Ana Brett, Fernanda Rodrigues, Manuel Salgado

Resumo


Lactente de 9 meses, previamente saudável, observado três dias após ter sido medicado com cefprozil por rinofaringite febril, que foi suspenso por aparecimento de exantema macular. Apresentava-se clinicamente estável, com exantema petequial e purpúrico na face e membros e edema das mãos e pés, com restante exame normal. Foi colocada a hipótese de edema hemorrágico agudo da infância (EHAI), mas a febre e exuberância das lesões levaram a que fosse excluída infecção. Apresentava leucocitose (18.200/ìL, PMN 71%), trombocitose (490.000/ìL), coagulação, proteína C-reactiva, bioquímica e exame sumário de urina normais. Ficou apirético, manteve-se hemodinamicamente estável e clinicamente bem. Teve alta com o diagnóstico de EHAI. Surgiram novas lesões e agravamento do edema durante a primeira semana, com resolução na terceira.

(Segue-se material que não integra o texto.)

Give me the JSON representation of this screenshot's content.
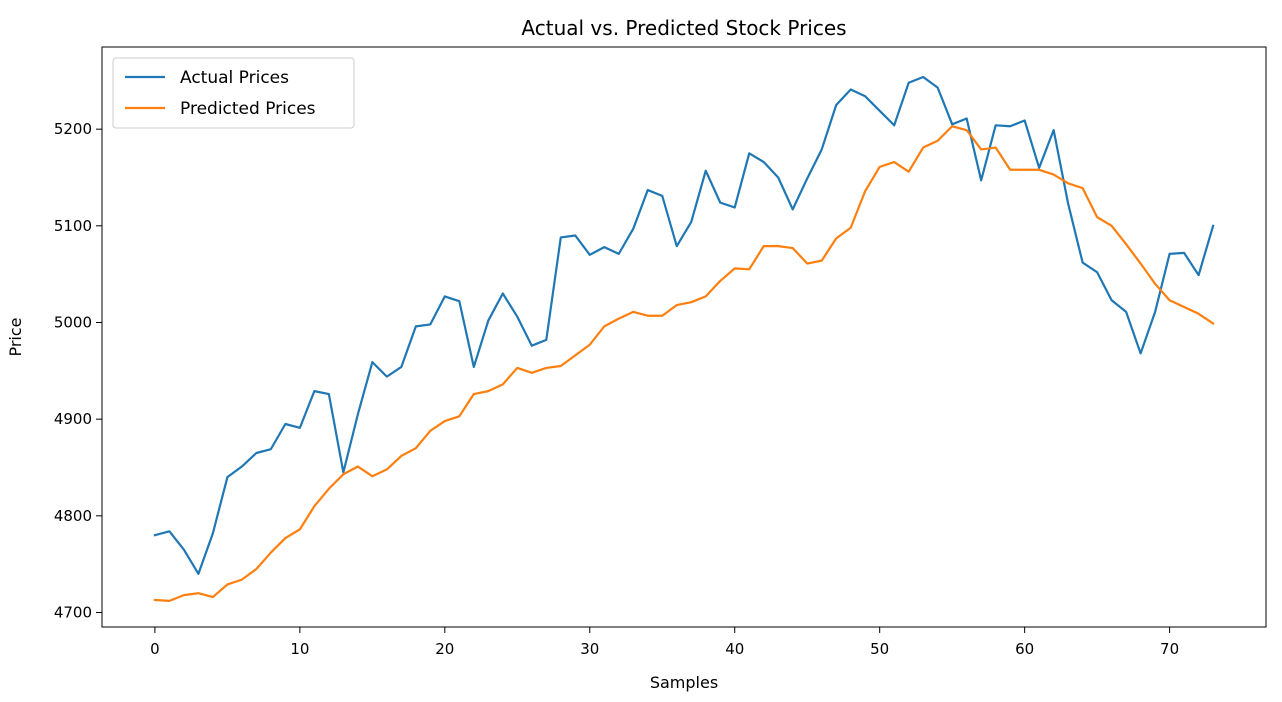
{
  "chart_data": {
    "type": "line",
    "title": "Actual vs. Predicted Stock Prices",
    "xlabel": "Samples",
    "ylabel": "Price",
    "xlim": [
      -3.65,
      76.65
    ],
    "ylim": [
      4685,
      5285
    ],
    "xticks": [
      0,
      10,
      20,
      30,
      40,
      50,
      60,
      70
    ],
    "yticks": [
      4700,
      4800,
      4900,
      5000,
      5100,
      5200
    ],
    "grid": false,
    "legend_position": "top-left",
    "series": [
      {
        "name": "Actual Prices",
        "color": "#1f77b4",
        "values": [
          4780,
          4784,
          4765,
          4740,
          4782,
          4840,
          4851,
          4865,
          4869,
          4895,
          4891,
          4929,
          4926,
          4845,
          4905,
          4959,
          4944,
          4954,
          4996,
          4998,
          5027,
          5022,
          4954,
          5002,
          5030,
          5006,
          4976,
          4982,
          5088,
          5090,
          5070,
          5078,
          5071,
          5097,
          5137,
          5131,
          5079,
          5104,
          5157,
          5124,
          5119,
          5175,
          5166,
          5150,
          5117,
          5149,
          5179,
          5225,
          5241,
          5234,
          5219,
          5204,
          5248,
          5254,
          5243,
          5205,
          5211,
          5147,
          5204,
          5203,
          5209,
          5160,
          5199,
          5123,
          5062,
          5052,
          5023,
          5011,
          4968,
          5011,
          5071,
          5072,
          5049,
          5100
        ]
      },
      {
        "name": "Predicted Prices",
        "color": "#ff7f0e",
        "values": [
          4713,
          4712,
          4718,
          4720,
          4716,
          4729,
          4734,
          4745,
          4762,
          4777,
          4786,
          4810,
          4828,
          4843,
          4851,
          4841,
          4848,
          4862,
          4870,
          4888,
          4898,
          4903,
          4926,
          4929,
          4936,
          4953,
          4948,
          4953,
          4955,
          4966,
          4977,
          4996,
          5004,
          5011,
          5007,
          5007,
          5018,
          5021,
          5027,
          5043,
          5056,
          5055,
          5079,
          5079,
          5077,
          5061,
          5064,
          5087,
          5098,
          5136,
          5161,
          5166,
          5156,
          5181,
          5188,
          5203,
          5199,
          5179,
          5181,
          5158,
          5158,
          5158,
          5153,
          5144,
          5139,
          5109,
          5100,
          5081,
          5061,
          5040,
          5023,
          5016,
          5009,
          4999
        ]
      }
    ]
  }
}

O EHAI, descrito pela primeira vez em 19131, é uma vasculite cutânea leucocitoclástica benigna, rara, ocorrendo geralmente abaixo dos dois anos. A etiologia é desconhecida, podendo estar associado a infecções, fármacos ou vacinação2-3. Caracteriza-se por aparecimento de lesões purpúricas nos membros,face e pavilhões auriculares e edema das extremidades, com envolvimento visceral raro, associado ou não a febre, numa criança com bom estado geral. Faz diagnóstico diferencial com meningococcémia, púrpura fulminante, eritema multiforme e abuso infantil4. Tem resolução espontânea em menos de 3 semanas2-4.